Etuate Manu
- Date of birth: 9 September 1969 (age 56)
- Place of birth: Tonga
- Height: 6 ft 6 in (1.98 m)
- Weight: 231 lb (105 kg)

Rugby union career
- Position(s): Centre

Amateur team(s)
- Years: Team / Apps / (Points)
- Renwick /  / ()
- –: Spotswood United /  / ()

Provincial / State sides
- Years: Team / Apps / (Points)
- 1993: Marlborough / 9 / (10)
- 1995-1996: Taranaki / 19 / (40)

International career
- Years: Team / Apps / (Points)
- 1996–1999: Tonga / 6 / (5)

= Etuate Manu =

Kingdom of Tonga rugby player

Etuate Manu, known also as Etu Manu (born 9 September 1969) is a Tongan former rugby union player who played as centre.

==Career==
At club level, Manu played in the National Provincial Championship initially in 1993 for Marlborough, and later in 1996 and 1997 for Taranaki.
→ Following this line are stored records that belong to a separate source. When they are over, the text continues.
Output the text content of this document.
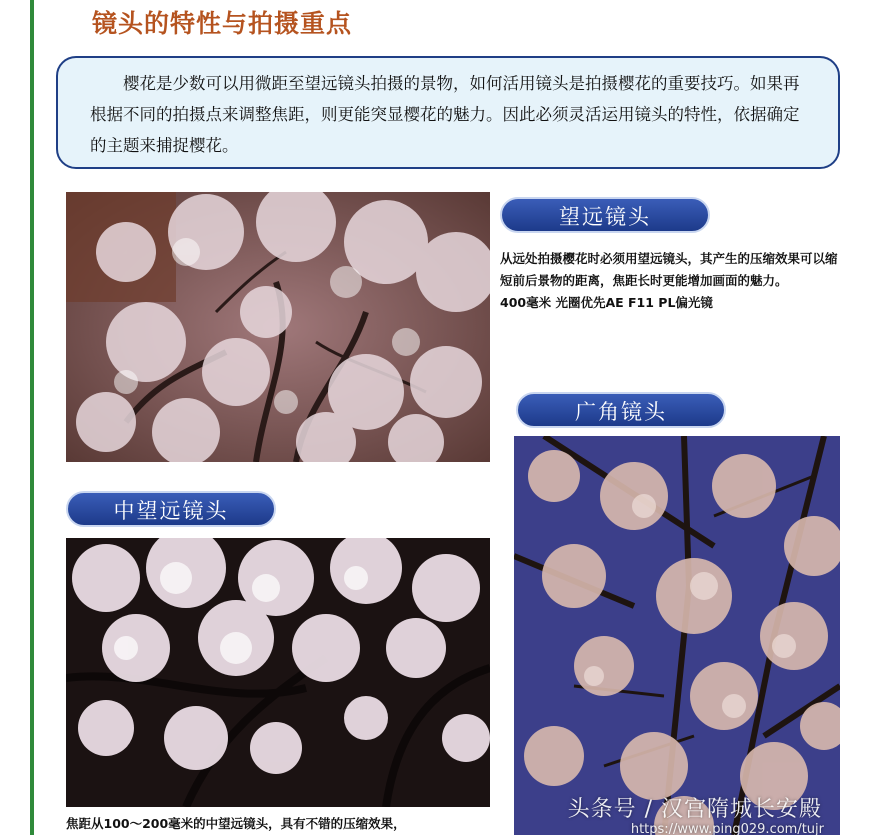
镜头的特性与拍摄重点

樱花是少数可以用微距至望远镜头拍摄的景物，如何活用镜头是拍摄樱花的重要技巧。如果再根据不同的拍摄点来调整焦距，则更能突显樱花的魅力。因此必须灵活运用镜头的特性，依据确定的主题来捕捉樱花。

望远镜头
从远处拍摄樱花时必须用望远镜头，其产生的压缩效果可以缩短前后景物的距离，焦距长时更能增加画面的魅力。
400毫米 光圈优先AE F11 PL偏光镜
广角镜头
头条号 / 汉宫隋城长安殿
https://www.ping029.com/tujr
中望远镜头
焦距从100～200毫米的中望远镜头，具有不错的压缩效果，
At international level, he was first capped for Tonga on 13 July 1996 against Samoa, in Apia. He was also part of the 1999 Rugby World Cup Tonga squad, but did not play any match in the tournament due to his dismissal in the repechage stage against Korea. His last cap for Tonga was on 15 May 1999, against United States in San Francisco.